Germany shares British weaknesses

In: Uncategorized

20 Feb 2012

This is my latest Perspective column for Fund Strategy.

Some influential figures are suggesting a novel solution to Britain’s economic plight: it should become more like Germany. Although the German economy does have some enviable strengths such calls should be treated warily.

The German economy is not as strong as is often assumed. Indeed an irony of the calls to emulate Germany is that its advocates tend to miss how many of Britain’s weaknesses the country shares.

John Cridland, the director-general of the Confederation of British Industry, has called for Britain to promote its “forgotten army” of medium-sized firms so they can be like Germany’s Mittelstand. He favours more support from the banks and the government to make such firms more competitive.

Meanwhile, Maurice Glasman, an adviser to Ed Miliband, the Labour leader, has also suggested several German-style reforms. He wants more worker representation on corporate boards, more emphasis on vocational training, less focus on banking and making high-end manufacturing a priority

It is easy to see why such calls appear attractive. The German economy grew by 3.6% in 2010 and 3.0% in 2011, according to the International Monetary Fund (IMF) while Britain only managed 2.1% and 0.9% respectively.

Germany’s performance in relation to unemployment is also much better. According to figures from Eurostat the unemployment rate in Germany was 5.5% in December 2011, compared with 8.4% for Britain. Part of the reason for Germany’s lower figure is its short-time working schemes (Kurzarbeit) that keep workers in employment when times are tough.

In addition to the renowned Mittelstand, some of the best-known high technology large firms are German. Companies such as BASF, Bayer, BMW, Daimler, Siemens and Volkswagen are renowned the world over for the quality of their products.

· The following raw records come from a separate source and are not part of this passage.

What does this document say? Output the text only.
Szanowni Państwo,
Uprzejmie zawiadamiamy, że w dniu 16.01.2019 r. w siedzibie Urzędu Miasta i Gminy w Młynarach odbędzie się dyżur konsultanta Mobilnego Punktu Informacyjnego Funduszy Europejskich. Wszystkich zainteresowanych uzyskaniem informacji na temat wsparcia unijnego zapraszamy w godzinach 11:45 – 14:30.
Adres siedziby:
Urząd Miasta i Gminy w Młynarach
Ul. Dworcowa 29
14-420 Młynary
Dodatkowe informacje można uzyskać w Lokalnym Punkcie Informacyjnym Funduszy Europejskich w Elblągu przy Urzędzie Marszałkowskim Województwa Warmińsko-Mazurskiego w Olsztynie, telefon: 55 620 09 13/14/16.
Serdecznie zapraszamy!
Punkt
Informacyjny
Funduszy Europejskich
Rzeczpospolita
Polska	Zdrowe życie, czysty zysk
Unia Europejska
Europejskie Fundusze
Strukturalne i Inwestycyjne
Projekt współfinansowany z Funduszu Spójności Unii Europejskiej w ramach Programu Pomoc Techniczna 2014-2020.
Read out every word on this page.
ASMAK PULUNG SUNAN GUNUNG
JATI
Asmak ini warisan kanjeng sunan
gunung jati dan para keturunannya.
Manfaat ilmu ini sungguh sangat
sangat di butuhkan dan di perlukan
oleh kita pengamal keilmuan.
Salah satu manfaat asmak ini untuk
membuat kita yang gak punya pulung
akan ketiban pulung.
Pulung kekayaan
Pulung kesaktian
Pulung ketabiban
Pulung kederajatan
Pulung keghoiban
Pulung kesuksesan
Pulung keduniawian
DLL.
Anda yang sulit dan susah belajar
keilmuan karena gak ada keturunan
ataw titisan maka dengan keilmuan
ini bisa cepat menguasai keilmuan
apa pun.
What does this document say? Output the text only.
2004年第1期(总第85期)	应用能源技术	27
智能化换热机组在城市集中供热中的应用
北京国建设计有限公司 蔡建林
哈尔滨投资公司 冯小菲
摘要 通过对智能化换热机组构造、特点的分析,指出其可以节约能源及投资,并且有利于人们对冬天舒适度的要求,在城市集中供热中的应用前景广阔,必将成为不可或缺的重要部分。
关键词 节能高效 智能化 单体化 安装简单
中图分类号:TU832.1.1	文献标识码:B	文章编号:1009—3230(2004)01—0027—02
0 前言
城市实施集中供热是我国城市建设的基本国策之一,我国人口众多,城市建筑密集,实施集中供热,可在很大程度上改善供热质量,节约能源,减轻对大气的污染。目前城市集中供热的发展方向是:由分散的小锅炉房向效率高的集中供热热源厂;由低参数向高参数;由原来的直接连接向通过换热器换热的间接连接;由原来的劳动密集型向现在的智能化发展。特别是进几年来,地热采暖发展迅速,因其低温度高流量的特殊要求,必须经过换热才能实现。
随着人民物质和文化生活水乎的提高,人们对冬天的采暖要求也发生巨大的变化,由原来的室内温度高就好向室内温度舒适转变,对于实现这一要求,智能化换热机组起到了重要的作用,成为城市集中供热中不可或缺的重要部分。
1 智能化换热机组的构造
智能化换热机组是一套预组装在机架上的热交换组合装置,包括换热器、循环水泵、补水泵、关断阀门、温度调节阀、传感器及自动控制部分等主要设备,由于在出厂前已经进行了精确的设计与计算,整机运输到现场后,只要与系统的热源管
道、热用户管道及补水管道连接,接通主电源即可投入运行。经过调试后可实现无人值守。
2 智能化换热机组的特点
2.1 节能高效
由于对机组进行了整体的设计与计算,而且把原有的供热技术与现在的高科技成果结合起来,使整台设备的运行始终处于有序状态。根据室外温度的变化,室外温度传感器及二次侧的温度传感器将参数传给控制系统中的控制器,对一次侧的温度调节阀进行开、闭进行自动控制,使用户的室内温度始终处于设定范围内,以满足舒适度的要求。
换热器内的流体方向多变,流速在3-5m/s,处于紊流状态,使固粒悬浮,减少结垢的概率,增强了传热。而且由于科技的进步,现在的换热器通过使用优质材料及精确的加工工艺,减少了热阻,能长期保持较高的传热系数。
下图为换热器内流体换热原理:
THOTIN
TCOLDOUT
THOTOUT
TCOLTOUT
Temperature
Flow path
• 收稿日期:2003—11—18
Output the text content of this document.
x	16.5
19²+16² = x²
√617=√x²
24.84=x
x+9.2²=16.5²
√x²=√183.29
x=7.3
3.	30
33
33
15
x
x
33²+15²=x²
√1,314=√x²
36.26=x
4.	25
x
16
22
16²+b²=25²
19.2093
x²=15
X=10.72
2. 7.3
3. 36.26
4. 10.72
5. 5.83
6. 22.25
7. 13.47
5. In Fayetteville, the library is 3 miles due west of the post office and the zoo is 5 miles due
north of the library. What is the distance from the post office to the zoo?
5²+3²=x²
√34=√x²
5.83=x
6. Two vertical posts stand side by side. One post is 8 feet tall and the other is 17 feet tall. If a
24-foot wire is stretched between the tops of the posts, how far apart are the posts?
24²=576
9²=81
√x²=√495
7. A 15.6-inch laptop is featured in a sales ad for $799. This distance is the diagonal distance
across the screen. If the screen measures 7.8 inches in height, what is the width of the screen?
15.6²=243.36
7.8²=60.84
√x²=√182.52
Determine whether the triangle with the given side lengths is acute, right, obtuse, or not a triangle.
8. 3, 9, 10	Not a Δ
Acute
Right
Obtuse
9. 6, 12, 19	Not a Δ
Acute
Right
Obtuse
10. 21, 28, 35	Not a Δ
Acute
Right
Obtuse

If anything the eurozone crisis has made Germany appear even more attractive. It looks like an island of strength in the midst of a tumultuous region.

All of these points are true but they present a one-sided picture of the German economy. It has considerable weaknesses as well as genuine strengths. For a start Germany’s growth record over the past 20 years is not that good. It has roughly been in line with other advanced economies  – and that is not a particularly high benchmark. Admittedly Britain’s performance does not stand out either.

It also looks likely that this year is going to be even worse for Germany than for Britain. British GDP growth is forecast to hit 0.6% with Germany at only 0.3%.

A closer look at the composition of the growth reinforces the point that Germany has not been the resounding success some of its fans assume. In some senses Germany has been lucky as it has benefited from its strong exports to emerging economies. As the IMF’s annual article IV report noted in July: “The nature of the German recovery and its growth prospects are explained by the prominent role of external demand. More so than elsewhere by far, Germany’s crisis contraction and the recovery were driven by external demand.” The rapid growth of China and Russia were particularly beneficial for Germany. Overall Germany’s export-oriented economy contracted more than most of its peers but then also rebounded faster.

The highly cyclical nature of Germany’s economy also helps explain why firms were willing to use Kurzarbeit schemes. They could hold on to workers for a minimal outlay in anticipation of an economic recovery.

Nor is any discussion of German trade complete without considering the effect of its artificially depressed currency. If it had retained the Deutschemark its exports would have been much more expensive. Adopting the euro has given it a short-term economic boost but at the considerable cost of creating huge imbalances within the eurozone. In that respect it should be remembered that Germany is in the midst of a tumultuous region. It is likely that the cost of trying to stabilise the eurozone will be expensive and it may well end up failing.

Another consideration is that German living standards have stagnated for two decades. Real wages have hardly changed and welfare benefits have been cut. In contrast British living standards rose during the years of the financial bubble and are in the process of falling. Both countries are failing to deliver rises in living standards to their inhabitants.

Perhaps the least well understood aspect of the German economy is that it is also deindustrialising. According to figures from the World Bank the proportion of German GDP accounted for by industry fell from 48% in 1970 to 28% in 2010. The corresponding figures for Britain were 42% in 1970 and 22% in 2010. Britain started from a lower base than Germany and it has fallen to a lower figure. The British economy is also more dependent on financial services than Germany.

But the trend in the two countries is similar. Both have become a lot less geared towards industrial production relative to their economies as a whole. Many commentators would argue that deindustrialisation is natural as the world is reaching the limit of the amount of goods it can absorb. But such an argument ignores the huge distance to go before scarcity is overcome on a global scale. There is still massive scope for improving living standards by increasing global production.

None of these comparisons mean that there is nothing that can be learnt from Germany. There are many areas of technology and engineering where Germany is a world leader.

Nor is the intention to suggest that all is well with the British economy. Britain is suffering from relatively slow growth, deindustrialisation and an inability to consistently raise the living standards of its inhabitants.

The point is that in many respects the two countries share many common problems. Germany has a stronger industrial base but it is also entangled in the centre of the eurozone morass.

Both countries can learn from each other but neither provides anything like an ideal model for others to follow.